Grâce à une application pour smartphone, qui sera lancée fin 2019, chaque actif pourra comparer la qualité des formations des organismes certifiés, le taux de réussite, la satisfaction des utilisateurs, et ainsi trouver la formation correspondant à ses aspirations professionnelles. Et il pourra aussi s’y inscrire et même payer en ligne.

(*) Marcel Rigout, ministre communiste du gouvernement Mau-roy, a donné son nom à cette loi qui a fourni une base juridique aux Fongecif permettant le développement du CIF.

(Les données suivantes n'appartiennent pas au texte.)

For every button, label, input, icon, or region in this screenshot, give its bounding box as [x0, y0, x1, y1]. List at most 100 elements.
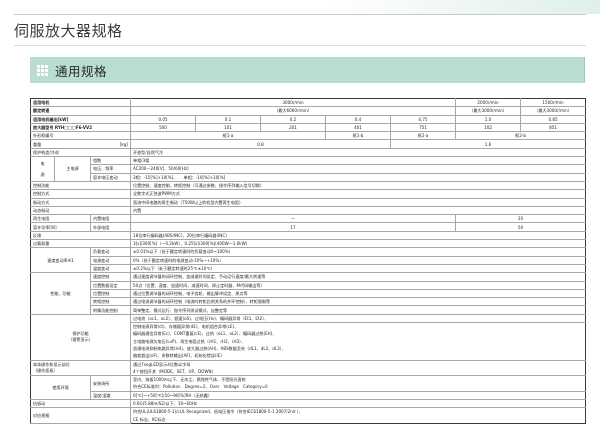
table-row-dynamic-brake: 动态制动 内置 [30, 205, 587, 216]
table-row-env-temp: 温度/湿度 0[℃]~+50[℃]/10~90[%]RH（无结露） [31, 390, 587, 401]
table-row-control-function: 控制功能 位置控制、速度控制、转矩控制（可通过参数、指令序列输入信号切换） [30, 180, 587, 191]
value-internal-resistor-left: — [129, 214, 457, 224]
model-1: 101 [195, 122, 261, 133]
value-vibration: 0.6G(5.88m/S2)以下、10~60Hz [129, 398, 587, 409]
value-feedback: 18位串行编码器(ABS/INC)、20位串行编码器(INC) [129, 230, 587, 241]
table-row-vibration: 抗振动 0.6G(5.88m/S2)以下、10~60Hz [30, 398, 587, 409]
model-3: 401 [325, 122, 391, 133]
table-row-protection-structure: 保护构造/冷却 开放型/自然气冷 [30, 147, 587, 158]
label-protection-function: 保护功能 （报警显示） [30, 313, 131, 361]
table-row-speed-var-load: 速度变动率※1 负载变动 ±0.01%以下（处于额定转速时的负载变动0~100%… [30, 247, 587, 274]
label-regen-resistor: 再生电阻 [30, 214, 91, 224]
output-2: 0.2 [260, 114, 326, 124]
table-row-weight: 重量 [kg] 0.8 1.6 [30, 139, 587, 149]
label-performance-group: 性能、功能 [30, 272, 91, 315]
table-row-power-phase: 电源 主电源 相数 单相/3相 [30, 156, 587, 182]
grid-dots-icon [37, 64, 49, 76]
output-5: 1.0 [455, 114, 522, 124]
label-protection-structure: 保护构造/冷却 [30, 147, 131, 158]
table-row-rated-speed: 额定转速 （最大6000r/min） （最大3000r/min） （最大3000… [30, 106, 587, 116]
protection-line-3: 编码器通信异常(Ec)、CONT重复(cE)、过热（oL1、oL2）、编码器过热… [129, 330, 587, 338]
table-row-control-method: 控制方式 全数字式正弦波PWM方式 [30, 189, 587, 199]
label-control-function: 控制功能 [30, 180, 131, 191]
value-power-variation: 0%（处于额定转速时的电源变动-10%~+10%） [129, 255, 587, 265]
speed-group-1500: 1500r/min [520, 97, 587, 108]
standards-line-2: CE 标志、KC标志 [129, 415, 587, 424]
table-row-frame-number: 外形框编号 框1-a 框1-b 框2-a 框2-b [30, 131, 587, 141]
label-braking-method: 制动方式 [30, 197, 131, 207]
section-header: 通用规格 [30, 57, 585, 83]
standards-line-1: 符合UL(UL61800-5-1)/cUL Recognized、低电压指令（符… [129, 407, 587, 416]
protection-line-5: 浪涌电流抑制电路异常(H4)、放大器过热(AH)、ABS数据丢失（dL1、dL2… [129, 344, 587, 353]
model-2: 201 [260, 122, 326, 133]
general-spec-table: 适用电机 3000r/min 2000r/min 1500r/min 额定转速 … [30, 97, 587, 424]
value-external-resistor-right: 50 [455, 222, 587, 232]
protection-label-line2: （报警显示） [68, 337, 93, 343]
value-internal-resistor-right: 20 [455, 214, 587, 224]
label-operation-panel: 本体操作和显示部位 （操作面板） [30, 359, 131, 377]
protection-label-line1: 保护功能 [72, 331, 89, 337]
label-allowable-power: 容许功率[W] [30, 222, 91, 232]
label-control-method: 控制方式 [30, 189, 131, 199]
table-row-speed-var-temp: 温度变动 ±0.2%以下（处于额定转速时25℃±10℃） [31, 263, 587, 274]
output-3: 0.4 [325, 114, 391, 124]
label-motor-output: 适用电机输出[kW] [30, 114, 131, 124]
value-speed-control: 通过速度调节器的闭环控制、加减速时间设定、手动运行速度/最大转速等 [129, 272, 587, 282]
speed-group-3000: 3000r/min [129, 97, 457, 108]
label-power-variation: 电源变动 [90, 255, 131, 265]
env-install-line-1: 室内、海拔1000ｍ以下、无灰尘、腐蚀性气体、不受阳光直射 [129, 375, 587, 384]
frame-2a: 框2-a [389, 131, 457, 141]
table-row-standards-2: CE 标志、KC标志 [31, 415, 587, 424]
label-environment-group: 使用环境 [30, 375, 91, 400]
table-row-perf-position-data: 位置数据设定 50点（位置、速度、加速时间、减速时间、停止定时器、M代码输出等） [31, 280, 587, 290]
table-row-motor-output: 适用电机输出[kW] 0.05 0.1 0.2 0.4 0.75 1.0 0.8… [30, 114, 587, 124]
table-row-protection-4: 主电路电源欠电压(LvP)、再生电阻过热（rH1、rH2、rH3）、 [31, 337, 587, 345]
label-install-location: 安装场所 [90, 375, 131, 392]
table-row-perf-aux: 附属功能控制 简单整定、模式运行、指令序列测试模式、自整定等 [31, 305, 587, 315]
label-dynamic-brake: 动态制动 [30, 205, 131, 216]
value-voltage-tolerance: 3相：-15[%]+10[%]、 单相：-10[%]+10[%] [129, 172, 587, 182]
section-heading: 通用规格 [55, 63, 108, 79]
top-divider [14, 14, 586, 15]
table-row-braking-method: 制动方式 直流中间电路的再生制动（750W以上的机型内置再生电阻） [30, 197, 587, 207]
value-external-resistor-left: 17 [129, 222, 457, 232]
value-dynamic-brake: 内置 [129, 205, 587, 216]
label-load-variation: 负载变动 [90, 247, 131, 257]
protection-line-2: 控制电源异常(ct)、存储器异常(dE)、电机组合异常(cE)、 [129, 322, 587, 331]
value-temp-variation: ±0.2%以下（处于额定转速时25℃±10℃） [129, 263, 587, 274]
weight-unit: [kg] [119, 141, 128, 147]
weight-text: 重量 [33, 141, 42, 147]
panel-line-1: 通过7segLED显示4位数半字母 [129, 359, 587, 368]
label-aux-function-control: 附属功能控制 [90, 305, 131, 315]
label-power-group: 电源 [30, 156, 55, 182]
output-4: 0.75 [389, 114, 457, 124]
value-position-data: 50点（位置、速度、加速时间、减速时间、停止定时器、M代码输出等） [129, 280, 587, 290]
table-row-power-tolerance: 容许电压变动 3相：-15[%]+10[%]、 单相：-10[%]+10[%] [31, 172, 587, 182]
weight-value-large: 1.6 [389, 139, 587, 149]
label-position-data: 位置数据设定 [90, 280, 131, 290]
value-aux-function-control: 简单整定、模式运行、指令序列测试模式、自整定等 [129, 305, 587, 315]
value-position-control: 通过位置调节器的闭环控制、电子齿轮、输出脉冲设定、原点等 [129, 288, 587, 299]
table-row-power-voltage: 电压、频率 AC200—240[V]、50/60[Hz] [31, 164, 587, 174]
label-amplifier-model: 放大器型号 RYH□□□F6-VV2 [30, 122, 131, 133]
table-row-protection-5: 浪涌电流抑制电路异常(H4)、放大器过热(AH)、ABS数据丢失（dL1、dL2… [31, 344, 587, 353]
label-feedback: 反馈 [30, 230, 131, 241]
table-row-standards-1: 对应规格 符合UL(UL61800-5-1)/cUL Recognized、低电… [30, 407, 587, 424]
frame-1a: 框1-a [130, 131, 326, 141]
top-gradient-strip [0, 0, 600, 14]
model-0: 500 [130, 122, 196, 133]
max-speed-2000: （最大3000r/min） [455, 106, 522, 116]
frame-1b: 框1-b [325, 131, 391, 141]
label-weight: 重量 [kg] [30, 139, 131, 149]
speed-group-2000: 2000r/min [455, 97, 522, 108]
table-row-speed-var-power: 电源变动 0%（处于额定转速时的电源变动-10%~+10%） [31, 255, 587, 265]
table-row-external-resistor: 容许功率[W] 外部电阻 17 50 [30, 222, 587, 232]
table-row-protection-1: 保护功能 （报警显示） 过电流（oc1、oc2）、超速(oS)、过电压(Hv)、… [30, 313, 587, 361]
table-row-overload: 过载耐量 3[s]/300[%]（—0.2kW）、0.25[s]/300[%](… [30, 239, 587, 249]
label-external-resistor: 外部电阻 [90, 222, 131, 232]
label-voltage-tolerance: 容许电压变动 [90, 172, 131, 182]
env-install-line-2: 符合CE标准时：Pollution Degree=2、Over Voltage … [129, 383, 587, 392]
value-control-method: 全数字式正弦波PWM方式 [129, 189, 587, 199]
label-torque-control: 转矩控制 [90, 297, 131, 307]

L’apprentissage évolue aussi
Avec la Loi pour la liberté de choisir son avenir professionnel, les jeunes peuvent entrer en apprentissage jusqu’à 29 ans (au lieu de 25) et les personnes à mi-temps, qui sont à 80 % des femmes, bénéficient des mêmes droits à la formation que les salariés à temps plein. Une aide unique est versée aux entreprises de moins de 250 salariés pour les contrats d’apprentissage si-gnés à partir du 1er janvier 2019 et pour Les diplômes ou titres équivalents au baccalauréat : 4 125 euros la première année, 2 000 euros la deuxième et 1 200 euros la troisième. Les conditions pour être maître d’apprentissage sont assouplies. Une année d’activité professionnelle (au lieu de deux) en rapport avec la qualification préparée est demandée aux salariés titulaires d’un diplôme ou titre correspondant au domaine et au niveau de celui préparé par l’apprenti, et deux années d’activité profession-nelle (au lieu de trois) pour les non diplômés. La rémunération des apprentis recrutés est toujours un pourcentage du Smic mais augmente pour les moins de 18 ans et les 18-20 ans, et une nouvelle tranche d’âge apparaît (plus de 26 ans), dont la rémunération est de 100 % du Smic. Par ailleurs, le nombre de formations accessibles en apprentissage augmente et atteint aujourd’hui les 250.